Last edited: Feb 13, 2010
6. Feb 13, 2010

TheForumLord

That's excatly what I can't understand....how can I find the eadius of con. in this specific case?

tnx

7. Feb 13, 2010

Staff: Mentor

TheForumLord,
A fair amount of time has been wasted because we didn't understand what you were trying to communicate. It has now come to light that your first problem problem is a summation. The Greek alphabet has upper case letters and lower case letters. In particular, upper case sigma, $\Sigma$, is used to represent summations. Lower case sigma, $\sigma$, is used in statistics to represent the population standard deviation. I interpreted $\sigma$ in this problem as a constant. It didn't occur to me that you really meant a summation.
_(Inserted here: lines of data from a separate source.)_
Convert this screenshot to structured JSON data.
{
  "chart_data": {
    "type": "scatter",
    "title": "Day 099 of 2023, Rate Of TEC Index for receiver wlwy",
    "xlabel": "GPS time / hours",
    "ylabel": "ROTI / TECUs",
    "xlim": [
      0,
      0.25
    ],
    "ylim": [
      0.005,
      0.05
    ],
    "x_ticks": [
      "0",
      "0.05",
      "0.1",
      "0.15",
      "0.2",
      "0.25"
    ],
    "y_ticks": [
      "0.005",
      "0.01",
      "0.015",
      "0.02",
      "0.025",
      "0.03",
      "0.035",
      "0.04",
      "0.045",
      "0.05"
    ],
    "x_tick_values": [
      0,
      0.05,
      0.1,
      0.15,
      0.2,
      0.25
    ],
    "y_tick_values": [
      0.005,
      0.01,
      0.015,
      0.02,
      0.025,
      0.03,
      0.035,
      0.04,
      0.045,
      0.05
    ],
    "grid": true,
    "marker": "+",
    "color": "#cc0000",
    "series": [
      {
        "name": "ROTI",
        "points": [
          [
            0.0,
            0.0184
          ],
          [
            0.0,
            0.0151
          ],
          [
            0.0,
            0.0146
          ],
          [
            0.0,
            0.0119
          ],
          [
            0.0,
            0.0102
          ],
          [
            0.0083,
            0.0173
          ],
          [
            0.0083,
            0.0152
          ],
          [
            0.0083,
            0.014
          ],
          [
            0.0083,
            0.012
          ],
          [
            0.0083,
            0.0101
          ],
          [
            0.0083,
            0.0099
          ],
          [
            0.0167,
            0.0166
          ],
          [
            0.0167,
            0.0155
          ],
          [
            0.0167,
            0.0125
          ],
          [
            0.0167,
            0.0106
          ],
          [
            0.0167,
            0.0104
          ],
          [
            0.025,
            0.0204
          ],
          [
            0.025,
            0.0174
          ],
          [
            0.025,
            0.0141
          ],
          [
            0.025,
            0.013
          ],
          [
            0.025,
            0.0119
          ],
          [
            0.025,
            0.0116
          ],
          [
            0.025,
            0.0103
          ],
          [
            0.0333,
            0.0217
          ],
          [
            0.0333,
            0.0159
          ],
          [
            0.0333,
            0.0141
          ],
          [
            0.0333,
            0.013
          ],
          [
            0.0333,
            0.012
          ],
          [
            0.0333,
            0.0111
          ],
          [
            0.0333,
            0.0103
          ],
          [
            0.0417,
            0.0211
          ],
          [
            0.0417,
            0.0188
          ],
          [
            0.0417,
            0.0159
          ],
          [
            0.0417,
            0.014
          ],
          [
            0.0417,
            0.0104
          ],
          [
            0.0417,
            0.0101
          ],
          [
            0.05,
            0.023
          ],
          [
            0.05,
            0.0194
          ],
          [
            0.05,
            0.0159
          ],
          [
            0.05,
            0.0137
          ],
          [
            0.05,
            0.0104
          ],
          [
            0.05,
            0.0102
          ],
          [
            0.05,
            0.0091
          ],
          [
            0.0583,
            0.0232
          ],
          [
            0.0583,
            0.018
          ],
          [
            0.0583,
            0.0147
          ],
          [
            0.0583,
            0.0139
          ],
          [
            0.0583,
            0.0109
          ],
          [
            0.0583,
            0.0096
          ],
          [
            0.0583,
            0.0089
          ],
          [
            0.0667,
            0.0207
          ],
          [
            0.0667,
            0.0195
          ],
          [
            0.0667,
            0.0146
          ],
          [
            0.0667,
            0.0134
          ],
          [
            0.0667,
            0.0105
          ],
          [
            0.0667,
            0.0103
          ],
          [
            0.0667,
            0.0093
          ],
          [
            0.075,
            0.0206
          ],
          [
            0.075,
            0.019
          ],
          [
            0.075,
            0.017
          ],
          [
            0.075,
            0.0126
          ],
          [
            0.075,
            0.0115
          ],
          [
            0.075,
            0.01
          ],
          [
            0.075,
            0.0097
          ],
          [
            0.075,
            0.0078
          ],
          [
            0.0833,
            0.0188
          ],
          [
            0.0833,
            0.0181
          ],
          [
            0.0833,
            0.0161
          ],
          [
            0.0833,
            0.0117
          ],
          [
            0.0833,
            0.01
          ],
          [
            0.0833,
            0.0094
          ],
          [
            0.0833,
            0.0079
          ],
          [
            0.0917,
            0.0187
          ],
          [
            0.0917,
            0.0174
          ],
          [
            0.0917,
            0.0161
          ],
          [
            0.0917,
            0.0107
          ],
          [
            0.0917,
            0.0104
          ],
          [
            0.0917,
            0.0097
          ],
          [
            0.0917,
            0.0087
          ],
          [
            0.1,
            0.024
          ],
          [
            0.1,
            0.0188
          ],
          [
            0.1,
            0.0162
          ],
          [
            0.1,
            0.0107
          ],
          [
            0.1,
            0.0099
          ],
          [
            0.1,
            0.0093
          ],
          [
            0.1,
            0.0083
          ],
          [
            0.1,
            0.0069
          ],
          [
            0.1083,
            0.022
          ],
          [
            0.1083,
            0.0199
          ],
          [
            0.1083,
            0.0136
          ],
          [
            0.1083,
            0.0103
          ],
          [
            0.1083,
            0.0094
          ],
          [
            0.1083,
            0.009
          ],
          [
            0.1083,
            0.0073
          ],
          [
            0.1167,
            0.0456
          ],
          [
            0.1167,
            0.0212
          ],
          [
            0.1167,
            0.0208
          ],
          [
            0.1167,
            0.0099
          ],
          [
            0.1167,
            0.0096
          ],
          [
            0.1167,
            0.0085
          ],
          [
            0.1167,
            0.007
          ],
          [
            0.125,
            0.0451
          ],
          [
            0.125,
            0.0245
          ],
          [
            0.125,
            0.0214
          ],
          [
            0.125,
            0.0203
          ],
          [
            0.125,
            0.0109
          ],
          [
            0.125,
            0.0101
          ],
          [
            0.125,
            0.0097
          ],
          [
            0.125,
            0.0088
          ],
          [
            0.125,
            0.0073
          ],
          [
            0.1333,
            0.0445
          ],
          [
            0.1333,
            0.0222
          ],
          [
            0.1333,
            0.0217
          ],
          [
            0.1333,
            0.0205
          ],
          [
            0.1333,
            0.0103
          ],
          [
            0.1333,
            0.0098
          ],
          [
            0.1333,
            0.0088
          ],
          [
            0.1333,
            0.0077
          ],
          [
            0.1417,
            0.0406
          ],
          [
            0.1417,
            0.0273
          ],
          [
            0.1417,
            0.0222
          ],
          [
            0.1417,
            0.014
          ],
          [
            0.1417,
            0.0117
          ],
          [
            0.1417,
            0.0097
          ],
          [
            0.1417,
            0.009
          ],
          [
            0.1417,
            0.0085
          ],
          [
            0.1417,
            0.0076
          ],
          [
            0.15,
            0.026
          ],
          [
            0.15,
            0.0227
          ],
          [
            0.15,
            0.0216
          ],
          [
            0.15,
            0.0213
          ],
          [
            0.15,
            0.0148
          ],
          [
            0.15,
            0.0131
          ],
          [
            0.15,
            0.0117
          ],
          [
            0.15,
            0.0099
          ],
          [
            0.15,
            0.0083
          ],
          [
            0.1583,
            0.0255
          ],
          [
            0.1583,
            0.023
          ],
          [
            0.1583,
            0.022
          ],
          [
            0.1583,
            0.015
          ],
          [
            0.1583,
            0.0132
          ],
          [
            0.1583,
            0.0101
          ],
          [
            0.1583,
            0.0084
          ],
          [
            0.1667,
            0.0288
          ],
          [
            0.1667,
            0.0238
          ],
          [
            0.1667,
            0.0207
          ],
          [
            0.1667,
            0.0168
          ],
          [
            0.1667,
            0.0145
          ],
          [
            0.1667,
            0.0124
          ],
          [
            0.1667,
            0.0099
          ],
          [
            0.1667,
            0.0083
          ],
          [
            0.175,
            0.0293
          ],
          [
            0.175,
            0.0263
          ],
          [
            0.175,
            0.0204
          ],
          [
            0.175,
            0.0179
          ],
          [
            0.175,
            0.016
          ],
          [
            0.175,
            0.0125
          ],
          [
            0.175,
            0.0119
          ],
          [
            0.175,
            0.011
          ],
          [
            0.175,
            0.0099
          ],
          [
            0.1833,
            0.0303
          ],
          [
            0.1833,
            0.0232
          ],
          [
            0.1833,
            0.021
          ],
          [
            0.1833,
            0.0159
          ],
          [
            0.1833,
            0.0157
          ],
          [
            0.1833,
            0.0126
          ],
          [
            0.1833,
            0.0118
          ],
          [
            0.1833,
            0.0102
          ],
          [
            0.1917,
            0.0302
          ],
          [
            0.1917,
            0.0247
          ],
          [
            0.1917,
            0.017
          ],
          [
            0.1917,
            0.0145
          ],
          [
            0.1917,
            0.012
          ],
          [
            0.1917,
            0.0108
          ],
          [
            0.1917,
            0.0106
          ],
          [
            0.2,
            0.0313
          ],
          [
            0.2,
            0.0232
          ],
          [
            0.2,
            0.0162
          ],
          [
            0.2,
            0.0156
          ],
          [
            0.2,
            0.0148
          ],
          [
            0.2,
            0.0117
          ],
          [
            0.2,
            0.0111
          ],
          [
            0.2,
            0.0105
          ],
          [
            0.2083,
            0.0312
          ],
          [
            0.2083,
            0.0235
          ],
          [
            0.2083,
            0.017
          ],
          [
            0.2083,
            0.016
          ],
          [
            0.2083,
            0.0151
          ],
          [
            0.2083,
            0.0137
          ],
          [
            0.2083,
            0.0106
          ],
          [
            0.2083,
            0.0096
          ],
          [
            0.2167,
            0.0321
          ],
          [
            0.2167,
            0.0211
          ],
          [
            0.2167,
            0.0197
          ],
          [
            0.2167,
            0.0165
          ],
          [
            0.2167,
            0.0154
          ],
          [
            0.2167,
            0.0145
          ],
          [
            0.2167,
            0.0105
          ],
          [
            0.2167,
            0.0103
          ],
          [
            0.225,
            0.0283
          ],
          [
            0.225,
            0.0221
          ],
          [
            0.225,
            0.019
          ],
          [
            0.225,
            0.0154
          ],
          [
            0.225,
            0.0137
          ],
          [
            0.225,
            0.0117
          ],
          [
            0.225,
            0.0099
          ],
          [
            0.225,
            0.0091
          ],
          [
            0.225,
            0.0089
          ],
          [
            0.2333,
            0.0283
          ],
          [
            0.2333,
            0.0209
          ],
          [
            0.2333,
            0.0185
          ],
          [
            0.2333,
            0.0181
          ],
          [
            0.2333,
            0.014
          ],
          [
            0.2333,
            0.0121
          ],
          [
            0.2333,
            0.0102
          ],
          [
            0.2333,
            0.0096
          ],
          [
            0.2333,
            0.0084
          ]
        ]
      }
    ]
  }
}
Also, at this stage of your mathematical education, you really ought to learn how to spell "calculus." It's clear to me that you're not likely to be in the finals of a math spelling bee, but at least get calculus right.

8. Feb 13, 2010

TheForumLord

Dear Mark44... My english is pretty lame indeed but in this particular case, writing calculus in a wrong way was just a typing mistake - which can occure to anyone....

I didn't know how to write Upper case sigma in Latex so plz don't judge me...

9. Feb 13, 2010

Staff: Mentor

Sure, anyone can make a typo, but you can eliminate at least some of them by looking over what you've written before you hit the submit button.
[ tex] \sigma[/tex] or [ itex] \sigma[/itex] (without the leading space) produces $\sigma$.
[ tex] \Sigma[/tex] or [ itex] \Sigma[/itex] (without the leading space) produces $\Sigma$.

Same for all the rest of the Greek letters.

10. Feb 13, 2010

TheForumLord

Thanks

11. Feb 14, 2010

HallsofIvy

Staff Emeritus
Better is \sum :
$$\sum$$.

By the way, just clicking on a formula in any post will show you the LaTex code used for it.

Your series can be written by separating the even and odd powers- it is $\sum a_mx^m$ with
$$a_m= \sqrt{\frac{2}{m}}$$
if m is even and
$$a_m= \sqrt{\frac{2}{m-1}}$$
if m is odd.
As for finding the radius of convergence, using the ratio test gives
$$|x|< \sqrt{\frac{m+1}{m}}$$
if n= 2m and
$$|x|< \sqrt{\frac{m}{m-1}}$$
if n= 2m+1

What is the limit of those as n goes to infinity?

Of course, you will need to check if the sum converges at x= 1 but that is easy.